Mongolia remains the best place I’ve ever been. In my memories it stands for freedom, wandering, and self-contained sufficiency. And it’s a place where the only possible answer to “where are you going” is “…over there.”
5. Paris (France)
What can I say about Paris that hasn’t been said before? There are so many layers of this city to explore. Gastronomy. History. Vast art collections. A pulsing fashion scene. Walkable neighborhoods. The banks of the Seine. And best of all, a literary tradition that sparked some of the most important minds to write in English, from Fitzgerald and Hemingway’s Lost Generation to the starvation-addled wanderings of Henry Miller. And don’t even get me started on French literature!
Paris is one of those cities where I intend to rent a flat and devote at least a year to serious exploration. It almost demands to be lived in.
4. Ljubljana (Slovenia)
This beautiful old city on the Ljubljanica River is one of the true gems of Europe. The centre is small and easily walkable. There are shops and cafes and cultural events. And it’s simply a pleasant place to while away the time.
During my longest stay in the city, I had the use of a friend’s apartment just off Prešeren Square. They were away for the weekend and I was on my own. I had a regular cafe on the square where I would sip coffee and cream every morning, reading a little and watching the pretty girls walk by. And I had another cafe further down river where I wrote each afternoon. Once when I was possessed by a particularly strong train of thought, I completely forgot my coffee and scribbled long after dark. The waitress brought out a candle and quietly slipped it onto my table.
Ljubljana was the city that introduced me to European cafe culture. Until then, I’d only traveled the third world fringes of the map. Slovenia provided a civilizing influence. Ljubljana’s a city with many happy memories for me.
3. New York (USA)
I first visited the Big Apple right after university, while working for a temp agency that took inventories of furniture in office buildings. It was a terrible job and the pay barely gave me enough to eat. But hey, I got two trips to New York out of it. We stayed right in the middle of Manhattan, and when we weren’t working manic 15 hour days I could wander the streets and soak up the life.

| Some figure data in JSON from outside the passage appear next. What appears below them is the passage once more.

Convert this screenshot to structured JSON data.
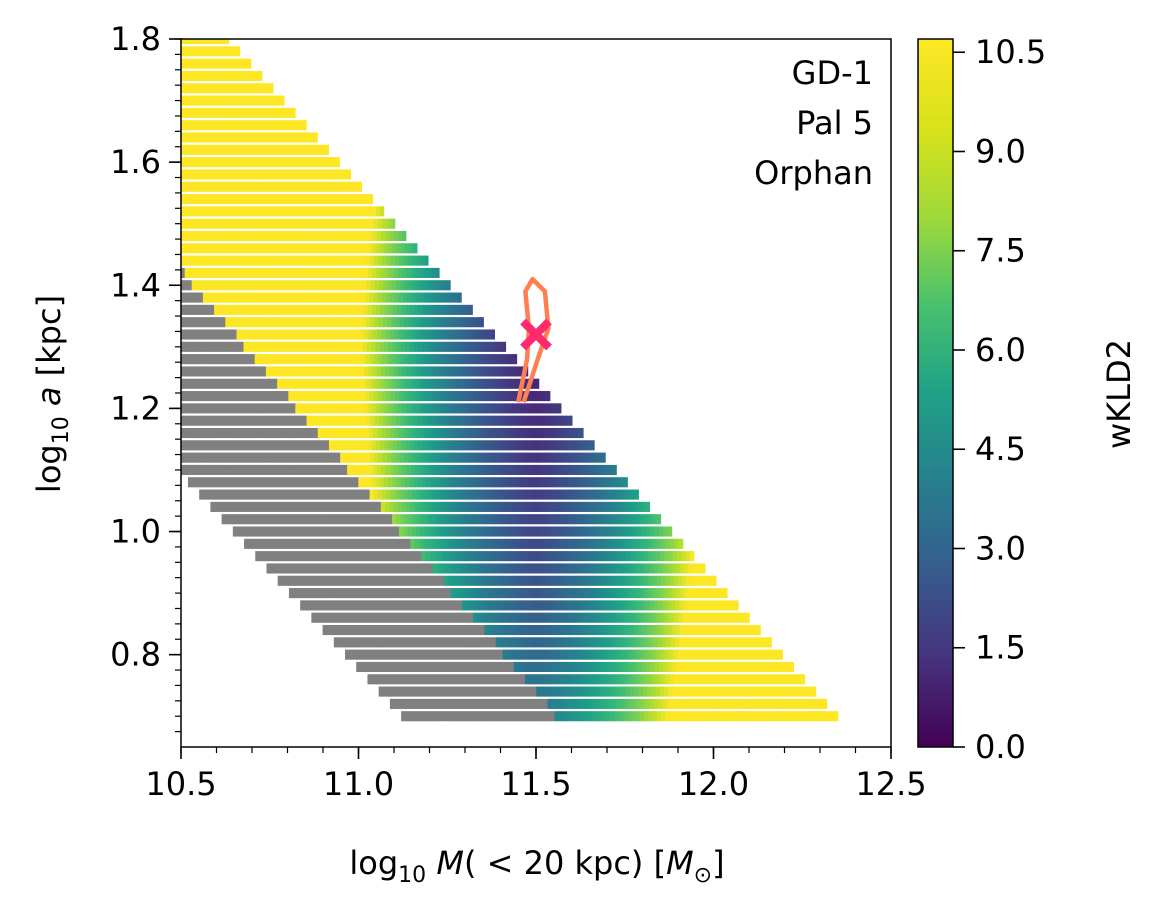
{
  "chart_data": {
    "type": "heatmap",
    "title": "",
    "x": {
      "label_prefix": "log",
      "label_sub": "10",
      "label_italic": "M",
      "label_mid": "( < 20 kpc) [",
      "label_unit_italic": "M",
      "label_unit_sub": "⊙",
      "label_end": "]",
      "lim": [
        10.5,
        12.5
      ],
      "ticks": [
        10.5,
        11.0,
        11.5,
        12.0,
        12.5
      ],
      "tick_labels": [
        "10.5",
        "11.0",
        "11.5",
        "12.0",
        "12.5"
      ],
      "minor_step": 0.1
    },
    "y": {
      "label_prefix": "log",
      "label_sub": "10",
      "label_italic": "a",
      "label_end": " [kpc]",
      "lim": [
        0.65,
        1.8
      ],
      "ticks": [
        0.8,
        1.0,
        1.2,
        1.4,
        1.6,
        1.8
      ],
      "tick_labels": [
        "0.8",
        "1.0",
        "1.2",
        "1.4",
        "1.6",
        "1.8"
      ],
      "minor_step": 0.025
    },
    "grid": {
      "row_start": 0.7,
      "row_step": 0.02,
      "row_count": 56,
      "left_edge_formula": "xmin = 11.12 - 1.58*(loga - 0.70)",
      "right_edge_formula": "xmax = 12.35 - 1.56*(loga - 0.70)",
      "grey_cut_formula": "grey where x < 11.55 - 1.46*(loga - 0.70)"
    },
    "colorbar": {
      "label": "wKLD2",
      "colormap": "viridis",
      "lim": [
        0.0,
        10.7
      ],
      "ticks": [
        0.0,
        1.5,
        3.0,
        4.5,
        6.0,
        7.5,
        9.0,
        10.5
      ],
      "tick_labels": [
        "0.0",
        "1.5",
        "3.0",
        "4.5",
        "6.0",
        "7.5",
        "9.0",
        "10.5"
      ],
      "excluded_color": "#808080"
    },
    "legend_text": [
      "GD-1",
      "Pal 5",
      "Orphan"
    ],
    "legend_position": "top-right",
    "best_fit": {
      "x": 11.5,
      "y": 1.32,
      "marker": "x",
      "color": "#ff2a6d"
    },
    "contour": {
      "color": "#ff7f50",
      "points": [
        [
          11.45,
          1.21
        ],
        [
          11.475,
          1.28
        ],
        [
          11.48,
          1.33
        ],
        [
          11.47,
          1.39
        ],
        [
          11.49,
          1.41
        ],
        [
          11.525,
          1.39
        ],
        [
          11.535,
          1.33
        ],
        [
          11.505,
          1.28
        ],
        [
          11.465,
          1.21
        ]
      ]
    }
  }
}
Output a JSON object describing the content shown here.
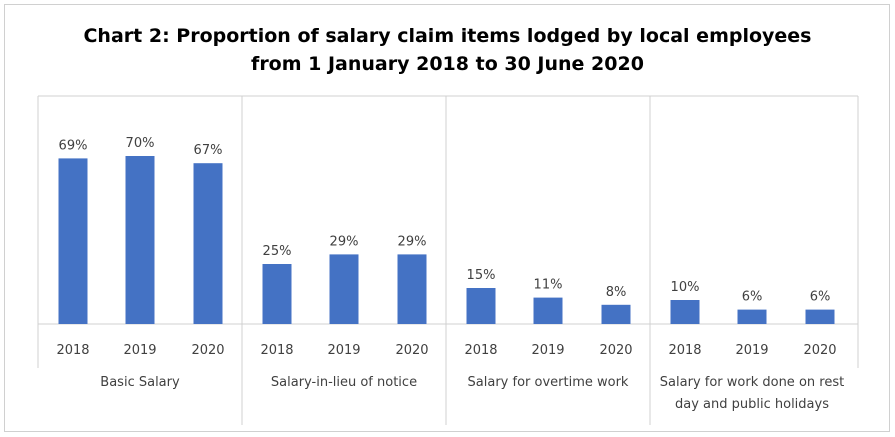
{
  "title_line1": "Chart 2: Proportion of salary claim items lodged by local employees",
  "title_line2": "from 1 January 2018 to 30 June 2020",
  "colors": {
    "bar": "#4472C4",
    "grid": "#d0d0d0",
    "text": "#404040"
  },
  "chart_data": {
    "type": "bar",
    "title": "Chart 2: Proportion of salary claim items lodged by local employees from 1 January 2018 to 30 June 2020",
    "ylim": [
      0,
      70
    ],
    "groups": [
      {
        "name": "Basic Salary",
        "name_lines": [
          "Basic Salary"
        ],
        "categories": [
          "2018",
          "2019",
          "2020"
        ],
        "values": [
          69,
          70,
          67
        ],
        "labels": [
          "69%",
          "70%",
          "67%"
        ]
      },
      {
        "name": "Salary-in-lieu of notice",
        "name_lines": [
          "Salary-in-lieu of notice"
        ],
        "categories": [
          "2018",
          "2019",
          "2020"
        ],
        "values": [
          25,
          29,
          29
        ],
        "labels": [
          "25%",
          "29%",
          "29%"
        ]
      },
      {
        "name": "Salary for overtime work",
        "name_lines": [
          "Salary for overtime work"
        ],
        "categories": [
          "2018",
          "2019",
          "2020"
        ],
        "values": [
          15,
          11,
          8
        ],
        "labels": [
          "15%",
          "11%",
          "8%"
        ]
      },
      {
        "name": "Salary for work done on rest day and public holidays",
        "name_lines": [
          "Salary for work done on rest",
          "day and public holidays"
        ],
        "categories": [
          "2018",
          "2019",
          "2020"
        ],
        "values": [
          10,
          6,
          6
        ],
        "labels": [
          "10%",
          "6%",
          "6%"
        ]
      }
    ]
  }
}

I’m headed back again this year, on what will likely be my only North American trip of 2012. Food, culture, fashion, museums, and more crazy characters than you could fill an asylum with—New York has it all!
2. Valletta (Malta)
The capital of Malta is one of the most dramatically positioned cities in all of Europe. It’s a small, walkable grid of narrow streets on a fortified peninsula high above the Grand Harbour. It’s blessed by year-round Mediterranean sun, and surrounded by translucent waters.
Valletta is absolutely steeped in history, from the time of the Knights to the Second World War. To walk among it’s venerable stones is to sink hundreds of years into the past. That’s where I go when I need a break from my desk, to sip cappucino in the sun at Cafe Cordina, or to read a book on a bench in the Lower Barakka Gardens as crisp white sails cut across the harbour far below.
1. Tokyo (Japan)
I lived on its western edge for two years in my twenties, in that railway zone where the crazy electronic maze of Shinjuku and the quiet mountains of Okutama where about the same distance away.
Tokyo’s got some of the best food on the planet. Live sumo in Ryogoku. Layers of history. Outstanding museums. Leading edge fashion. And some of the strangest hidden corners I’ve encountered anywhere on the planet. No matter how many times I go back to Tokyo, I always uncover something new.
So there you have it. My Road Wisdom Top 10 Cities.